TV

The Creator Of ‘BoJack Horseman’ Has Responded to Whitewashing Allegations

He has "soured" on the idea of colour-blind casting.

BoJack Horseman, everyone’s favourite sad horse cartoon is the latest show to be accused of “whitewashing” its cast, and today the show’s creator has responded to the allegations on Twitter.

The discussion around the show’s cast and its lack of diversity kicked off when creator and show runner Raphael Bob-Waksberg wrote a tweet supporting the Black Lives Matter movement on the occasion of Martin Luther King Day, saying:

“Be wary of any public figure or brand ‘celebrating’ MLK’s legacy who won’t say, ‘Black Lives Matter.’ Black lives matter. I’m no expert on What MLK Would Think If He Were Alive Today, but I’m pretty sure he’d agree that black lives matter.”

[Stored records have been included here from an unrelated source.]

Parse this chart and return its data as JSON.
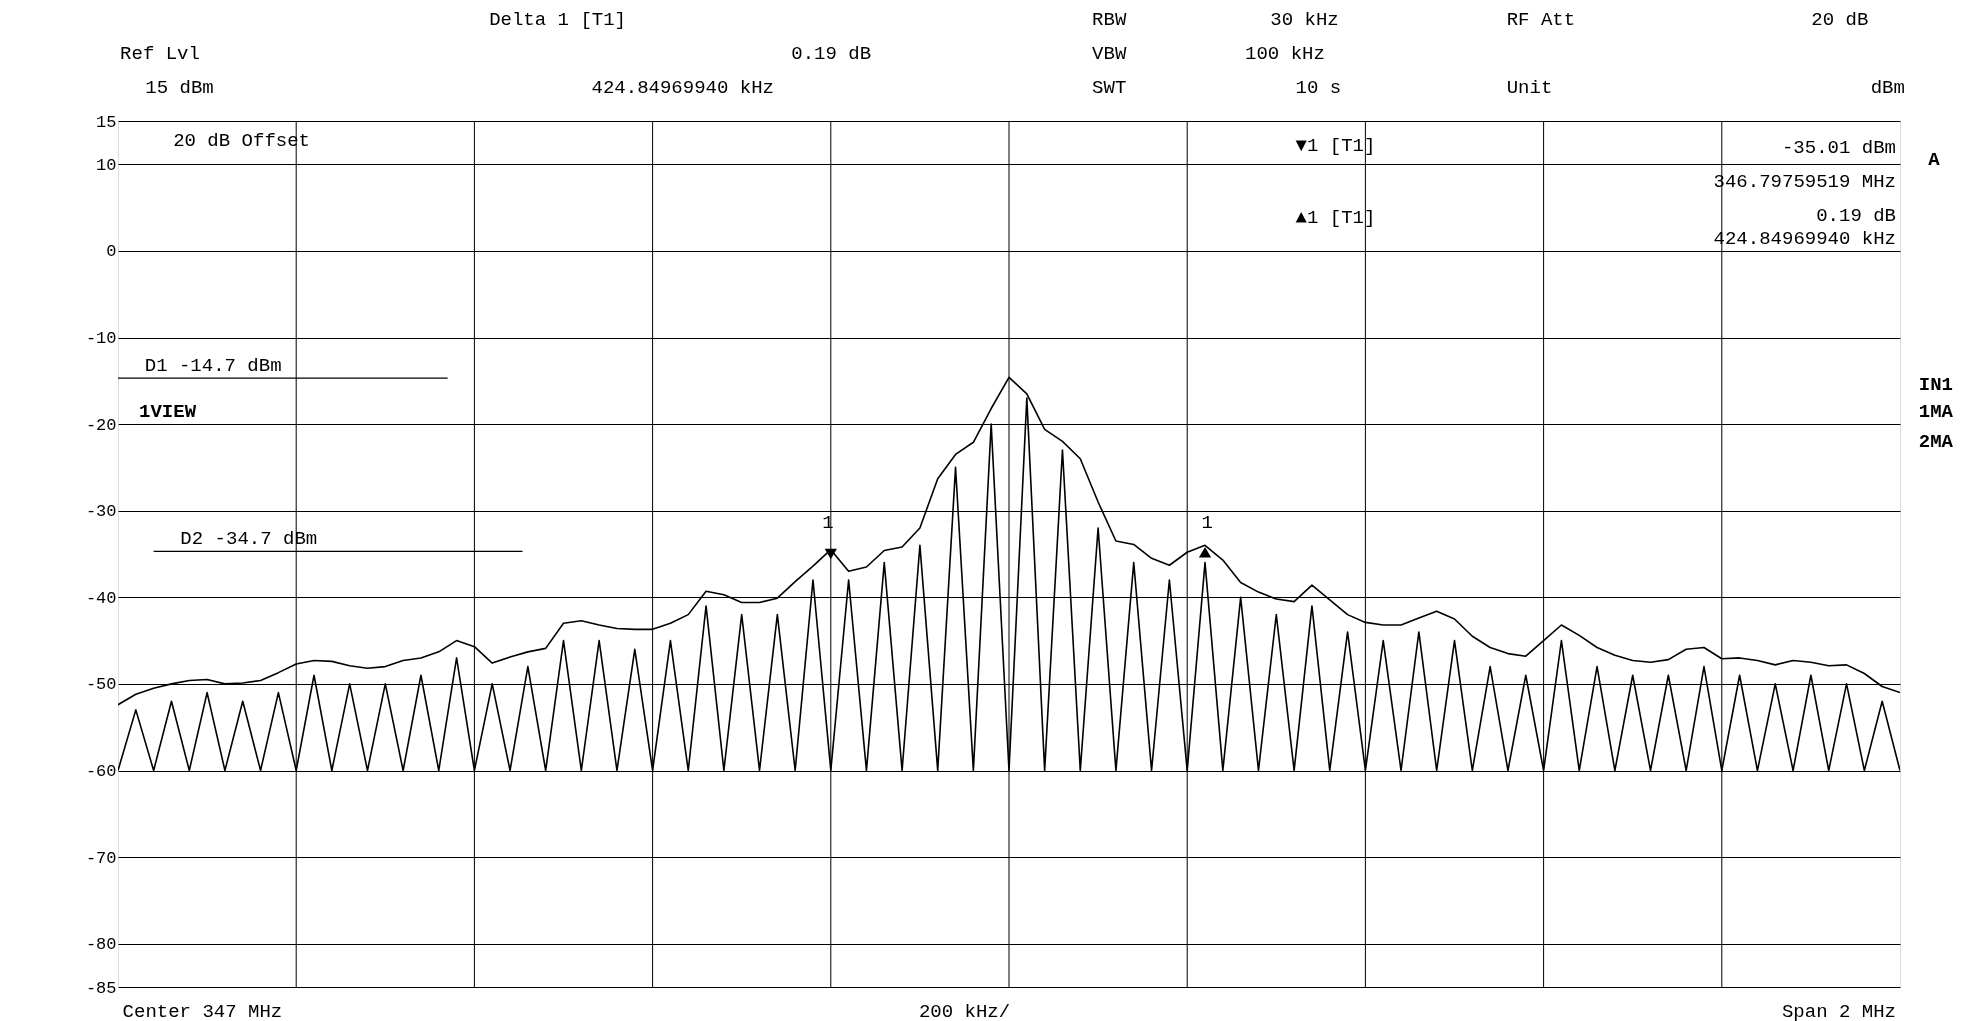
{
  "chart_data": {
    "type": "line",
    "categories": [
      null,
      null,
      null,
      null,
      null,
      null,
      null,
      null,
      null,
      null,
      null,
      null,
      null,
      null,
      null,
      null,
      null,
      null,
      null,
      null,
      null,
      null,
      null,
      null,
      null,
      null,
      null,
      null,
      null,
      null,
      null,
      null,
      null,
      null,
      null,
      null,
      null,
      null,
      null,
      null,
      null,
      null,
      null,
      null,
      null,
      null,
      null,
      null,
      null,
      null,
      null,
      null,
      null,
      null,
      null,
      null,
      null,
      null,
      null,
      null,
      null,
      null,
      null,
      null,
      null,
      null,
      null,
      null,
      null,
      null,
      null,
      null,
      null,
      null,
      null,
      null,
      null,
      null,
      null,
      null,
      null,
      null,
      null,
      null,
      null,
      null,
      null,
      null,
      null,
      null,
      null,
      null,
      null,
      null,
      null,
      null,
      null,
      null,
      null,
      null,
      null
    ],
    "ylim": [
      -85,
      15
    ],
    "yticks": [
      15,
      10,
      0,
      -10,
      -20,
      -30,
      -40,
      -50,
      -60,
      -70,
      -80,
      -85
    ],
    "grid": true,
    "line_style": "solid",
    "series": [
      {
        "color": "#000000",
        "values": [
          -52.4,
          -51.2,
          -50.5,
          -50,
          -49.6,
          -49.5,
          -50,
          -49.9,
          -49.6,
          -48.7,
          -47.7,
          -47.3,
          -47.4,
          -47.9,
          -48.2,
          -48,
          -47.3,
          -47,
          -46.3,
          -45,
          -45.7,
          -47.6,
          -46.9,
          -46.3,
          -45.9,
          -43,
          -42.7,
          -43.2,
          -43.6,
          -43.7,
          -43.7,
          -43,
          -42,
          -39.3,
          -39.7,
          -40.6,
          -40.6,
          -40.1,
          -38.2,
          -36.4,
          -34.5,
          -37,
          -36.5,
          -34.6,
          -34.2,
          -32,
          -26.3,
          -23.5,
          -22.1,
          -18.2,
          -14.6,
          -16.5,
          -20.6,
          -22,
          -24,
          -29,
          -33.5,
          -33.9,
          -35.5,
          -36.3,
          -34.8,
          -34,
          -35.7,
          -38.3,
          -39.4,
          -40.2,
          -40.5,
          -38.6,
          -40.3,
          -42,
          -42.9,
          -43.2,
          -43.2,
          -42.4,
          -41.6,
          -42.5,
          -44.5,
          -45.8,
          -46.5,
          -46.8,
          -45,
          -43.2,
          -44.4,
          -45.8,
          -46.7,
          -47.3,
          -47.5,
          -47.2,
          -46,
          -45.8,
          -47.1,
          -47,
          -47.3,
          -47.8,
          -47.3,
          -47.5,
          -47.9,
          -47.8,
          -48.8,
          -50.3,
          -51
        ]
      },
      {
        "color": "#000000",
        "values": [
          -60,
          -53,
          -60,
          -52,
          -60,
          -51,
          -60,
          -52,
          -60,
          -51,
          -60,
          -49,
          -60,
          -50,
          -60,
          -50,
          -60,
          -49,
          -60,
          -47,
          -60,
          -50,
          -60,
          -48,
          -60,
          -45,
          -60,
          -45,
          -60,
          -46,
          -60,
          -45,
          -60,
          -41,
          -60,
          -42,
          -60,
          -42,
          -60,
          -38,
          -60,
          -38,
          -60,
          -36,
          -60,
          -34,
          -60,
          -25,
          -60,
          -20,
          -60,
          -17,
          -60,
          -23,
          -60,
          -32,
          -60,
          -36,
          -60,
          -38,
          -60,
          -36,
          -60,
          -40,
          -60,
          -42,
          -60,
          -41,
          -60,
          -44,
          -60,
          -45,
          -60,
          -44,
          -60,
          -45,
          -60,
          -48,
          -60,
          -49,
          -60,
          -45,
          -60,
          -48,
          -60,
          -49,
          -60,
          -49,
          -60,
          -48,
          -60,
          -49,
          -60,
          -50,
          -60,
          -49,
          -60,
          -50,
          -60,
          -52,
          -60
        ]
      },
      {
        "type": "scatter",
        "marker": "triangle",
        "color": "#000000",
        "values": [
          null,
          null,
          null,
          null,
          null,
          null,
          null,
          null,
          null,
          null,
          null,
          null,
          null,
          null,
          null,
          null,
          null,
          null,
          null,
          null,
          null,
          null,
          null,
          null,
          null,
          null,
          null,
          null,
          null,
          null,
          null,
          null,
          null,
          null,
          null,
          null,
          null,
          null,
          null,
          null,
          -35.0,
          null,
          null,
          null,
          null,
          null,
          null,
          null,
          null,
          null,
          null,
          null,
          null,
          null,
          null,
          null,
          null,
          null,
          null,
          null,
          null,
          null,
          null,
          null,
          null,
          null,
          null,
          null,
          null,
          null,
          null,
          null,
          null,
          null,
          null,
          null,
          null,
          null,
          null,
          null,
          null,
          null,
          null,
          null,
          null,
          null,
          null,
          null,
          null,
          null,
          null,
          null,
          null,
          null,
          null,
          null,
          null,
          null,
          null,
          null,
          null
        ]
      },
      {
        "type": "scatter",
        "marker": "triangle",
        "color": "#000000",
        "values": [
          null,
          null,
          null,
          null,
          null,
          null,
          null,
          null,
          null,
          null,
          null,
          null,
          null,
          null,
          null,
          null,
          null,
          null,
          null,
          null,
          null,
          null,
          null,
          null,
          null,
          null,
          null,
          null,
          null,
          null,
          null,
          null,
          null,
          null,
          null,
          null,
          null,
          null,
          null,
          null,
          null,
          null,
          null,
          null,
          null,
          null,
          null,
          null,
          null,
          null,
          null,
          null,
          null,
          null,
          null,
          null,
          null,
          null,
          null,
          null,
          null,
          -34.8,
          null,
          null,
          null,
          null,
          null,
          null,
          null,
          null,
          null,
          null,
          null,
          null,
          null,
          null,
          null,
          null,
          null,
          null,
          null,
          null,
          null,
          null,
          null,
          null,
          null,
          null,
          null,
          null,
          null,
          null,
          null,
          null,
          null,
          null,
          null,
          null,
          null,
          null,
          null
        ]
      }
    ],
    "ref_lines": [
      {
        "axis": "y",
        "value": -14.7,
        "label": "D1 -14.7 dBm"
      },
      {
        "axis": "y",
        "value": -34.7,
        "label": "D2 -34.7 dBm"
      }
    ],
    "annotations": [
      "Delta 1 [T1]",
      "RBW",
      "30 kHz",
      "RF Att",
      "20 dB",
      "Ref Lvl",
      "0.19 dB",
      "VBW",
      "100 kHz",
      "15 dBm",
      "424.84969940 kHz",
      "SWT",
      "10 s",
      "Unit",
      "dBm",
      "20 dB Offset",
      "▼1 [T1]",
      "-35.01 dBm",
      "346.79759519 MHz",
      "▲1 [T1]",
      "0.19 dB",
      "424.84969940 kHz",
      "1VIEW",
      "A",
      "IN1",
      "1MA",
      "2MA",
      "Center 347 MHz",
      "200 kHz/",
      "Span 2 MHz",
      "1",
      "1"
    ]
  }
}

In a slight segue from the topic, he was then asked about the casting of Alison Brie to play the character Diane Nguyen in the show, who is a half-Asian human woman (this is LITERALLY a show about a horse man, along with plenty of other anthropomorphic animal characters, so human is worth clarifying).

Bob-Waksberg has touched on diversity in his show before such as on his Tumblr where, when asked about the inclusion of a range of animated characters in the show which were women, people of colour, queer, or all of the above, he stated that it was “all intentional”. However, it seems that in retrospect, he wishes he’d applied the same commitment to diversity in the hiring of actors to voice the characters, speaking strongly against the idea of “colour-blind” casting.

Bob-Waksberg went on to say that while Twitter was “a bad place to get into a nuanced conversation about this” he would be “happy to discuss further in an interview if asked”.

There was a short-lived Change.org petition against “white privilege in BoJack Horseman“, which also mentioned the problematic casting of Aaron Paul as Todd Chavez – however the rest of the petition focused on some strange ideas about lighter coloured animated characters being more “sympathetic” than the darker hued ones, which don’t really stand up to scrutiny.

Whitewashing has been a contested issue in Hollywood of late. Recent high profile examples include Tilda Swinton’s casting in Marvel’s Doctor Strange, or Scarlett Johansson in Ghost in the Shell. However, the increased scrutiny on casting decisions coming off the back of these conversations has led to positive actions such as Game of Thrones actor Ed Skrein turning down a Japanese-American role in the proposed Hellboy reboot.

It sounds that at least Raphael Bob-Waksberg’s next show will be committed to eliminating whitewashing.